Visualizing the Data
Amazon QuickSight is a cloud-powered business analytics service that makes it easy to build visualizations, perform ad-hoc analysis, and get business insights from your data. It allows querying data from Amazon Redshift, Amazon RDS, Amazon Athena, Amazon S3, and Amazon EMR (Presto and Apache Spark); connect to databases like SQL Server, MySQL, and PostgreSQL, in the cloud or on-premises.
- Sign in to QuickSight console https://us-east-1.quicksight.aws.amazon.com/sn/start
- Go to Manage QuickSight on the top right > Account Settings > Edit AWS Permissions.

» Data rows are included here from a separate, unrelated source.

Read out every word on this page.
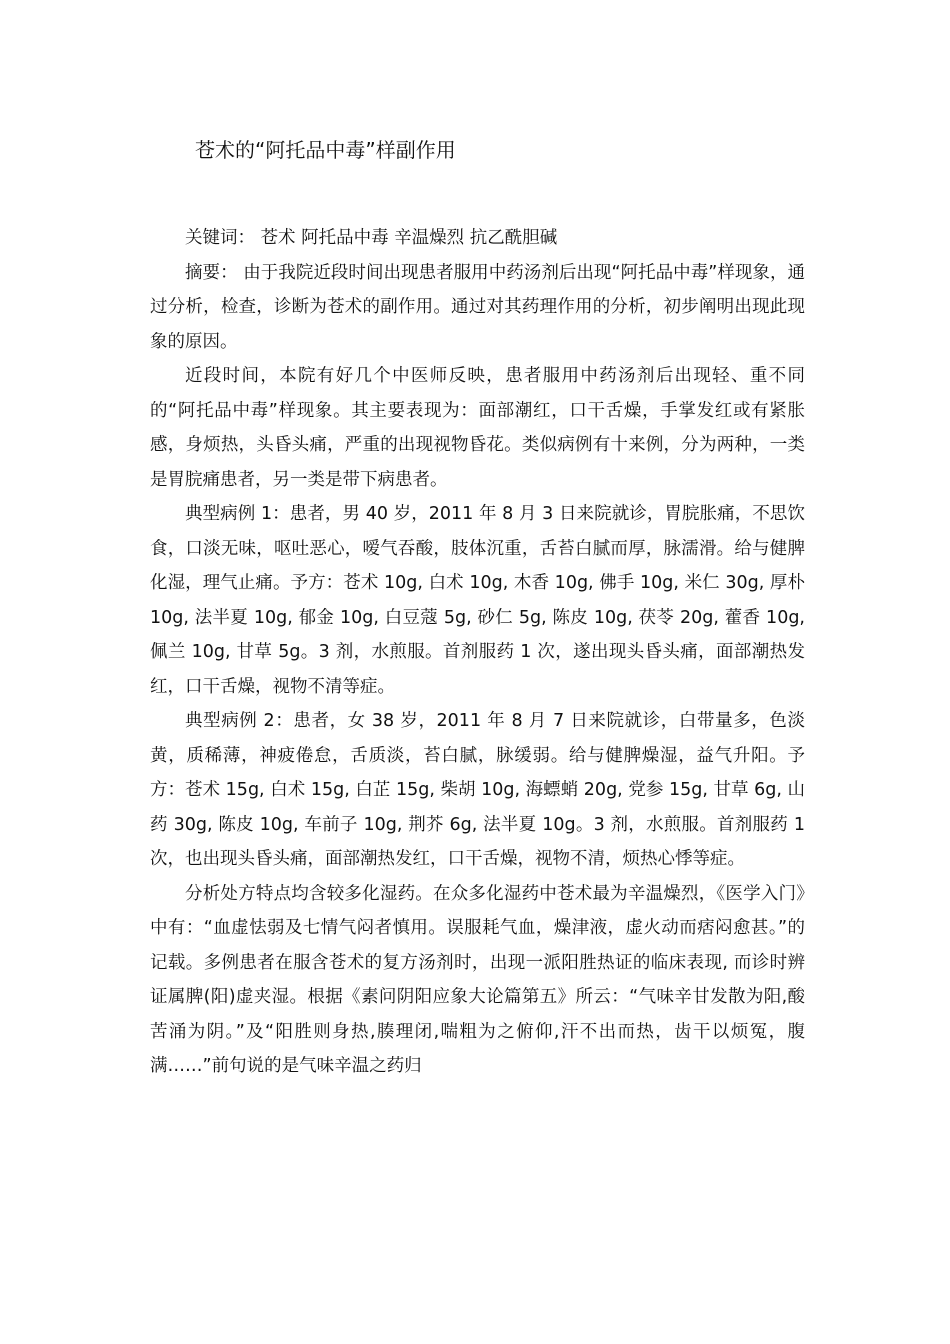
苍术的“阿托品中毒”样副作用

关键词： 苍术 阿托品中毒 辛温燥烈 抗乙酰胆碱

摘要： 由于我院近段时间出现患者服用中药汤剂后出现“阿托品中毒”样现象，通过分析，检查，诊断为苍术的副作用。通过对其药理作用的分析，初步阐明出现此现象的原因。

近段时间，本院有好几个中医师反映，患者服用中药汤剂后出现轻、重不同的“阿托品中毒”样现象。其主要表现为：面部潮红，口干舌燥，手掌发红或有紧胀感，身烦热，头昏头痛，严重的出现视物昏花。类似病例有十来例，分为两种，一类是胃脘痛患者，另一类是带下病患者。

典型病例 1：患者，男 40 岁，2011 年 8 月 3 日来院就诊，胃脘胀痛，不思饮食，口淡无味，呕吐恶心，嗳气吞酸，肢体沉重，舌苔白腻而厚，脉濡滑。给与健脾化湿，理气止痛。予方：苍术 10g, 白术 10g, 木香 10g, 佛手 10g, 米仁 30g, 厚朴 10g, 法半夏 10g, 郁金 10g, 白豆蔻 5g, 砂仁 5g, 陈皮 10g, 茯苓 20g, 藿香 10g, 佩兰 10g, 甘草 5g。3 剂，水煎服。首剂服药 1 次，遂出现头昏头痛，面部潮热发红，口干舌燥，视物不清等症。

典型病例 2：患者，女 38 岁，2011 年 8 月 7 日来院就诊，白带量多，色淡黄，质稀薄，神疲倦怠，舌质淡，苔白腻，脉缓弱。给与健脾燥湿，益气升阳。予方：苍术 15g, 白术 15g, 白芷 15g, 柴胡 10g, 海螵蛸 20g, 党参 15g, 甘草 6g, 山药 30g, 陈皮 10g, 车前子 10g, 荆芥 6g, 法半夏 10g。3 剂，水煎服。首剂服药 1 次，也出现头昏头痛，面部潮热发红，口干舌燥，视物不清，烦热心悸等症。

分析处方特点均含较多化湿药。在众多化湿药中苍术最为辛温燥烈，《医学入门》中有：“血虚怯弱及七情气闷者慎用。误服耗气血，燥津液，虚火动而痞闷愈甚。”的记载。多例患者在服含苍术的复方汤剂时，出现一派阳胜热证的临床表现, 而诊时辨证属脾(阳)虚夹湿。根据《素问阴阳应象大论篇第五》所云：“气味辛甘发散为阳,酸苦涌为阴。”及“阳胜则身热,腠理闭,喘粗为之俯仰,汗不出而热，齿干以烦冤，腹满……”前句说的是气味辛温之药归
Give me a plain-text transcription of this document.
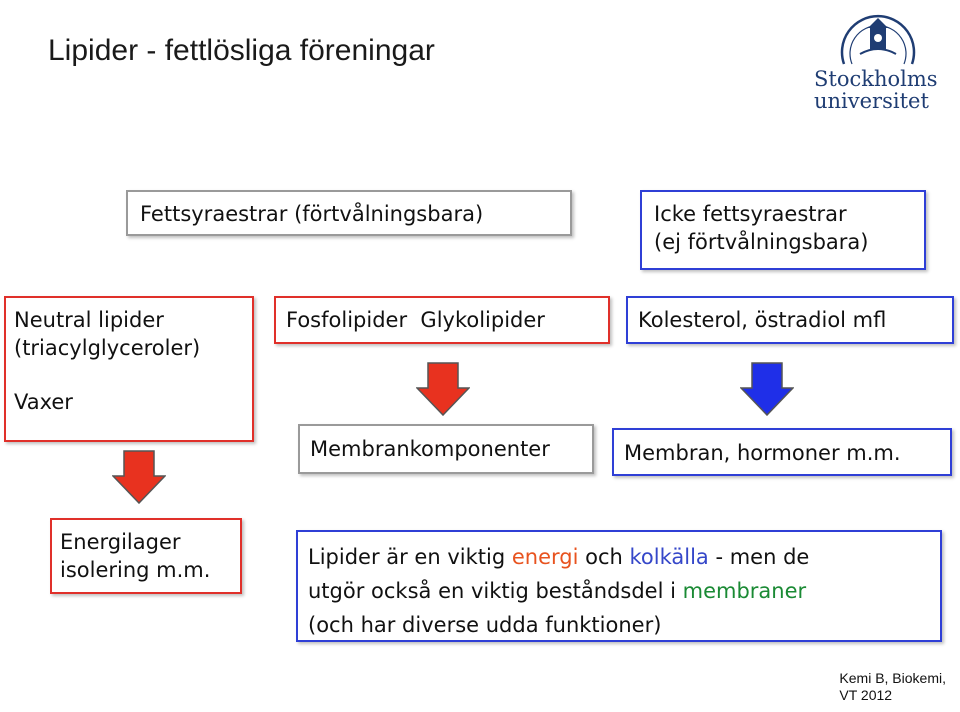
Lipider - fettlösliga föreningar
Stockholms
universitet
Fettsyraestrar (förtvålningsbara)	Icke fettsyraestrar
(ej förtvålningsbara)
Neutral lipider
(triacylglyceroler)
Vaxer
Fosfolipider  Glykolipider	Kolesterol, östradiol mfl
Membrankomponenter	Membran, hormoner m.m.
Energilager
isolering m.m.
Lipider är en viktig energi och kolkälla - men de
utgör också en viktig beståndsdel i membraner
(och har diverse udda funktioner)
Kemi B, Biokemi,
VT 2012
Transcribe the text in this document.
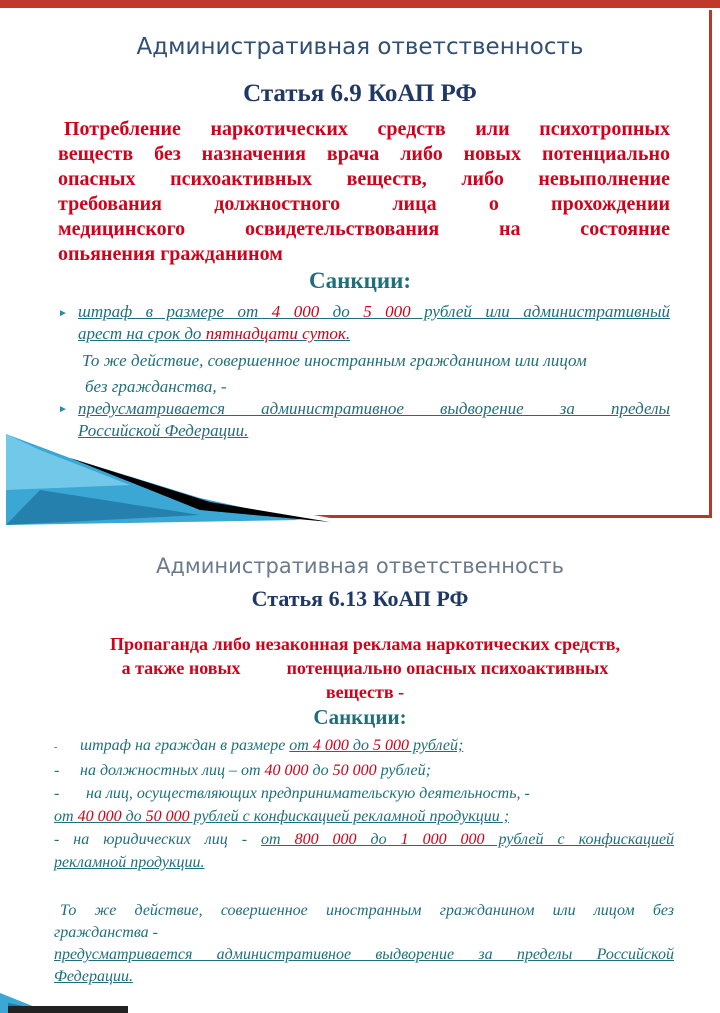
Административная ответственность
Статья 6.9 КоАП РФ
Потребление наркотических средств или психотропных
веществ без назначения врача либо новых потенциально
опасных психоактивных веществ, либо невыполнение
требования должностного лица о прохождении
медицинского освидетельствования на состояние
опьянения гражданином
Санкции:
► штраф в размере от 4 000 до 5 000 рублей или административный
арест на срок до пятнадцати суток.
То же действие, совершенное иностранным гражданином или лицом
без гражданства, -
► предусматривается административное выдворение за пределы
Российской Федерации.
Административная ответственность
Статья 6.13 КоАП РФ
Пропаганда либо незаконная реклама наркотических средств,
а также новых	потенциально опасных психоактивных
веществ -
Санкции:
- штраф на граждан в размере от 4 000 до 5 000 рублей;
- на должностных лиц – от 40 000 до 50 000 рублей;
- на лиц, осуществляющих предпринимательскую деятельность, -
от 40 000 до 50 000 рублей с конфискацией рекламной продукции ;
- на юридических лиц - от 800 000 до 1 000 000 рублей с конфискацией
рекламной продукции.
То же действие, совершенное иностранным гражданином или лицом без
гражданства -
предусматривается административное выдворение за пределы Российской
Федерации.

Check the box for Amazon Athena, Amazon S3 and select all S3 buckets
- Return to the QuickSight dashboard and click on Manage Data
- Click on New Data Set and select Athena
- Enter the Data source name and click on Create Data Source
- Select ethereumetl database, then blocks table
Here are some visualizations I created:
- Transaction Count
- ERC20 Transfer Count
The peak on November 27 with over 1 million transfers is when INS Promo token sale happened https://blog.ins.world/insp-ins-promo-token-mixup-clarified-d67ef20876a3
- ERC20 Tokens with Greatest Number of Transfers
AWS QuickSight charges you $12 per user-month, the first user is free https://aws.amazon.com/quicksight/.